I have a lot of fond memories from my time at The University of Georgia. But out of all of them, the one standing out the most is being able to study under, even if it was for one semester, Conrad Fink at UGA’s Grady School of Journalism and Mass Communications.
Fink, as he was known, died last night. He was a living legend when it came to journalism, having covered news in South Asia during the 1960s/70s era, been the vice president of the Associated Press and also being in the room when Richard Nixon claimed ‘he was not a crook.’
But that wasn’t what set Fink apart. It was his drive to impress among many of us ‘unwashed’ of the importance of what we planned to do as aspiring journalists. Among the first things offered to us during the semester of which I had Fink for a class was something along the lines of journalist having more power than someone throwing a grenade into a crowd.

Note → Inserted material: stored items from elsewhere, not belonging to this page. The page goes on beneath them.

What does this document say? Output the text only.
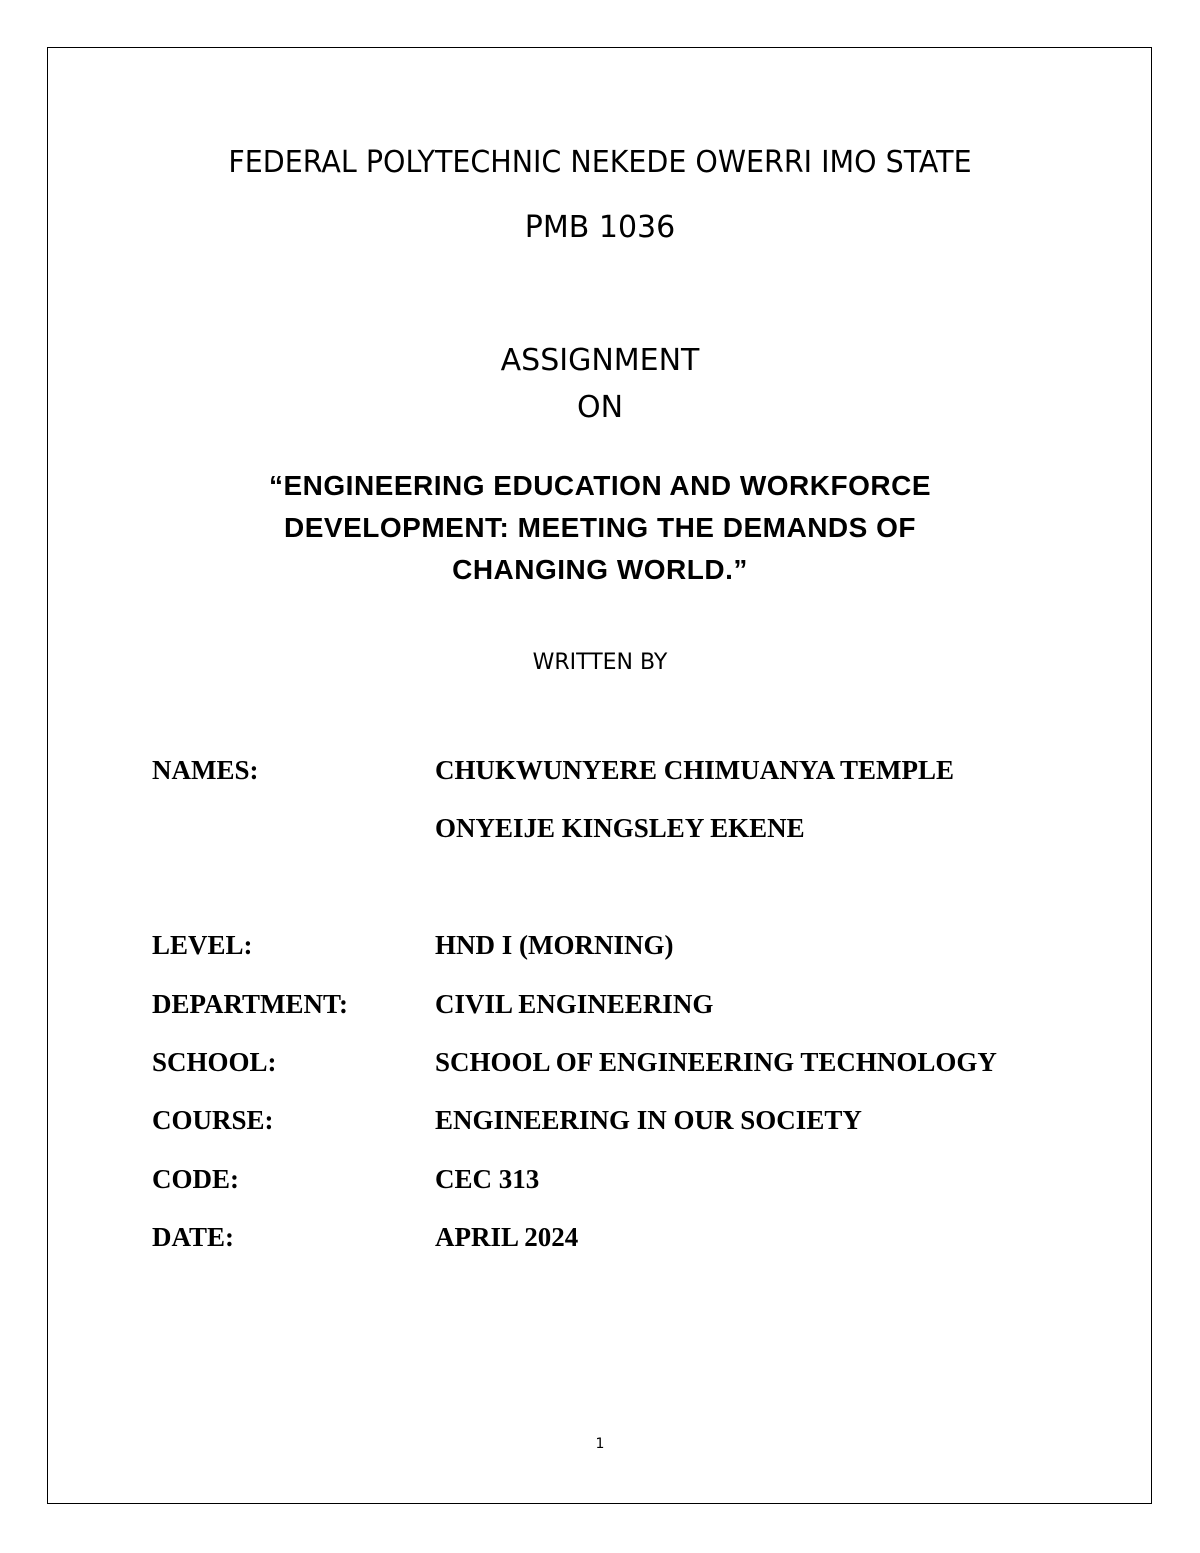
FEDERAL POLYTECHNIC NEKEDE OWERRI IMO STATE
PMB 1036
ASSIGNMENT
ON
“ENGINEERING EDUCATION AND WORKFORCE
DEVELOPMENT: MEETING THE DEMANDS OF
CHANGING WORLD.”
WRITTEN BY
NAMES:	CHUKWUNYERE CHIMUANYA TEMPLE
ONYEIJE KINGSLEY EKENE
LEVEL:	HND I (MORNING)
DEPARTMENT:	CIVIL ENGINEERING
SCHOOL:	SCHOOL OF ENGINEERING TECHNOLOGY
COURSE:	ENGINEERING IN OUR SOCIETY
CODE:	CEC 313
DATE:	APRIL 2024
1
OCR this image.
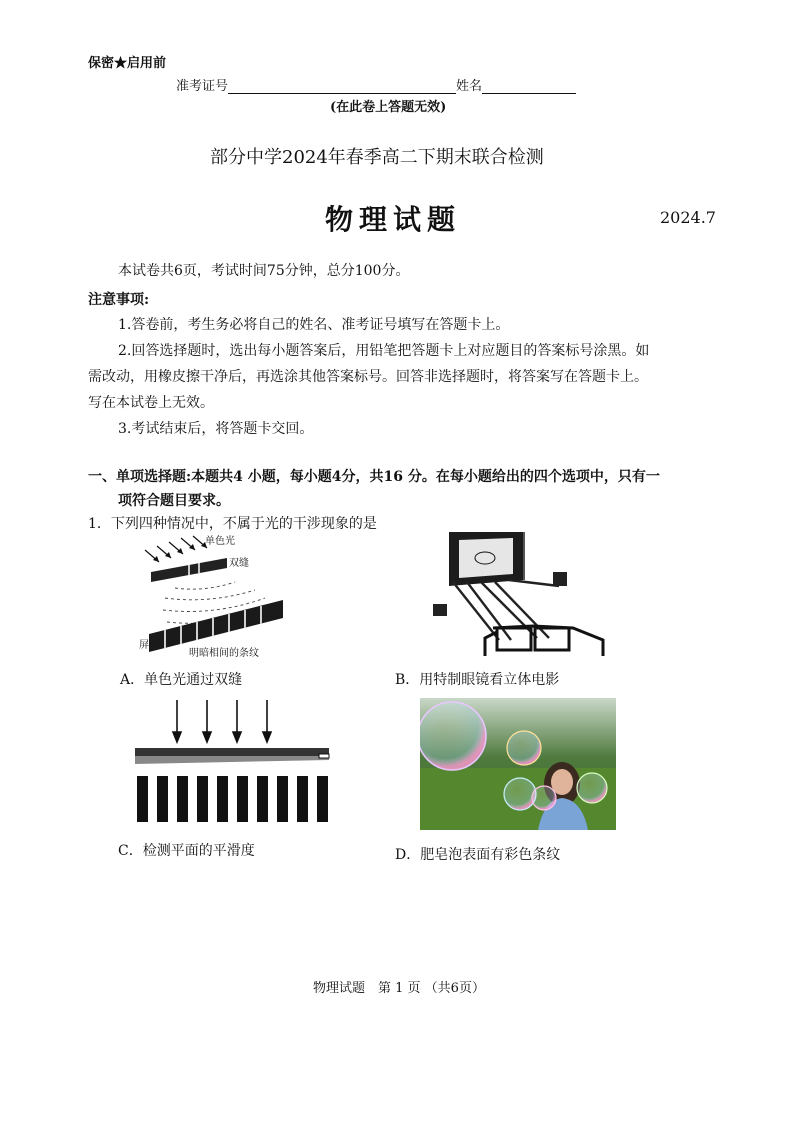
保密★启用前
准考证号	姓名
(在此卷上答题无效)
部分中学2024年春季高二下期末联合检测
物理试题	2024.7
本试卷共6页，考试时间75分钟，总分100分。
注意事项:
1.答卷前，考生务必将自己的姓名、准考证号填写在答题卡上。
2.回答选择题时，选出每小题答案后，用铅笔把答题卡上对应题目的答案标号涂黑。如
需改动，用橡皮擦干净后，再选涂其他答案标号。回答非选择题时，将答案写在答题卡上。
写在本试卷上无效。
3.考试结束后，将答题卡交回。
一、单项选择题:本题共4 小题，每小题4分，共16 分。在每小题给出的四个选项中，只有一
项符合题目要求。
1．下列四种情况中，不属于光的干涉现象的是
单色光
双缝
屏
明暗相间的条纹
A．单色光通过双缝	B．用特制眼镜看立体电影
C．检测平面的平滑度	D．肥皂泡表面有彩色条纹
物理试题　第 1 页 （共6页）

To this day, I still have memories of meekly reviewing that day’s Red & Black during his class, knowing that he’d find something to say about my writing at the time when I covered the football beat for the campus paper. Perhaps the most memorable one was “And now we have our very own Mr. Harrison, who made me so angry this morning that I nearly spit up my coffee!”
The red ink on your paper of article may not have been fun at the time, but within that ink was his passion to craft and shape you as a journalist and individual.
Since leaving UGA, I’ve moved into a line of work outside a full-time journalism career, but Fink’s lessons, that of the power of well-crafted writing and producing something that ‘will make people roll out of bed in the morning’ still lingers heavily.
I regret that I never was able to go back to visit Fink, that I never sent him any of my article clips during my stops in Lumberton or Macon.
My biggest regret, however, is that future aspiring journalists at Grady won’t have the same fortunate opportunity as I and many others to study the trade of journalism of which Fink loved so dearly.